On 03/16/2012 09:47 PM, [email protected] wrote:
Hi,
Should entries in the abbreviation dictionary include '.' ?
The one included for unite test includes:
http://svn.apache.org/viewvc/opennlp/trunk/opennlp-tools/src/test/resources/opennlp/tools/sentdetect/abb.xml?view=co
If we include the EOS character not all features are collected properly.
The most important issue is here:
if (inducedAbbreviations.contains(prefix)) {
collectFeats.add("xabbrev");
}
if we include the EOS in the dictionary entries this feature will
never be collected.
On the other hand we also have the following:
if (inducedAbbreviations.contains(previous)) {
collectFeats.add("vabbrev");
}
This would fail if the previous token is an abbreviation and the abb
dictionary does not include EOS characters.
I would change the code to pass the EOS character as argument to the
collectFeatures method. What do you think?

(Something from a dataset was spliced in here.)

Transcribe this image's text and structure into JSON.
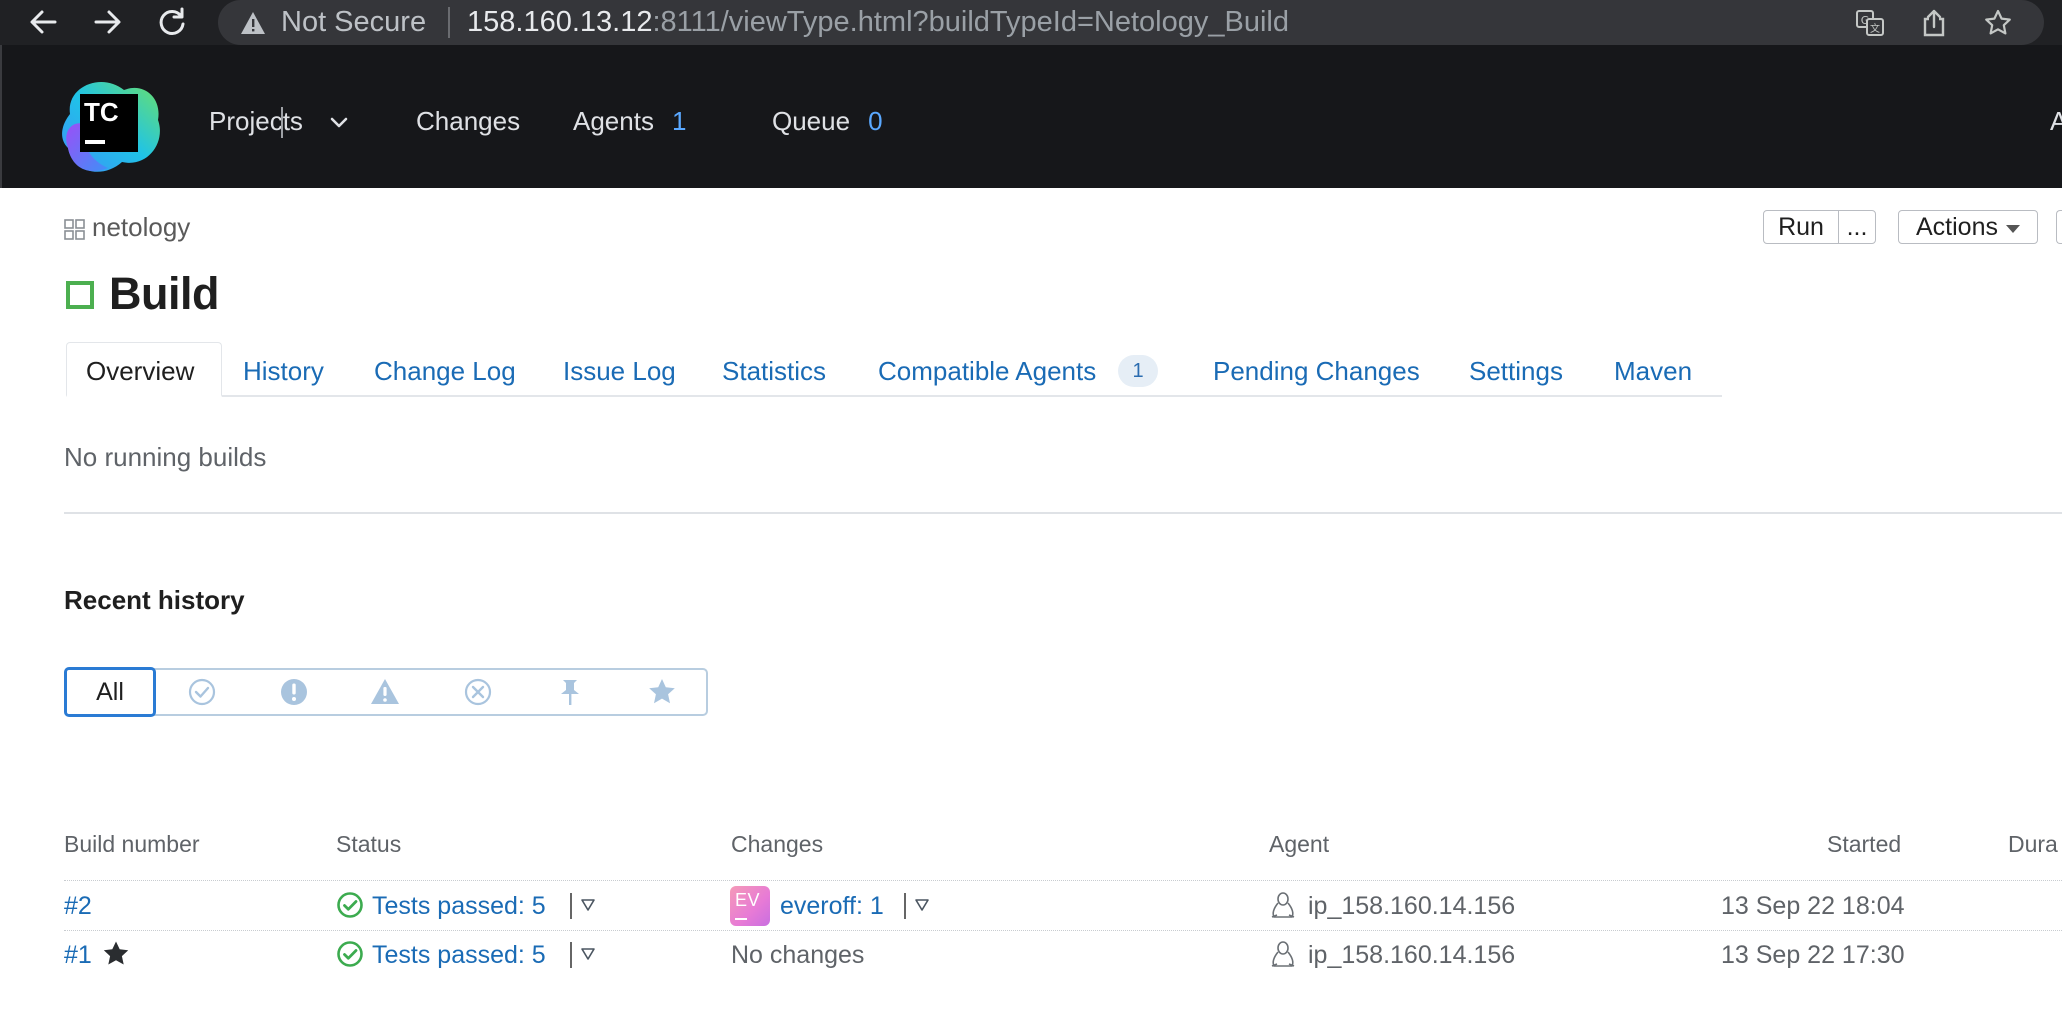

Abbreviations often can be written with dots or without. Maybe we should
make a small utility method which removes all non-letters and use a
case-insensitive
dictionary to match the token. The same method could be run over the
dictionary before
it is used.
What do you think?
What happens if there is a comma?
Maybe we get better results when the dictionary feature is also combined
with other features, e.g the next initial capital feature.
Jörn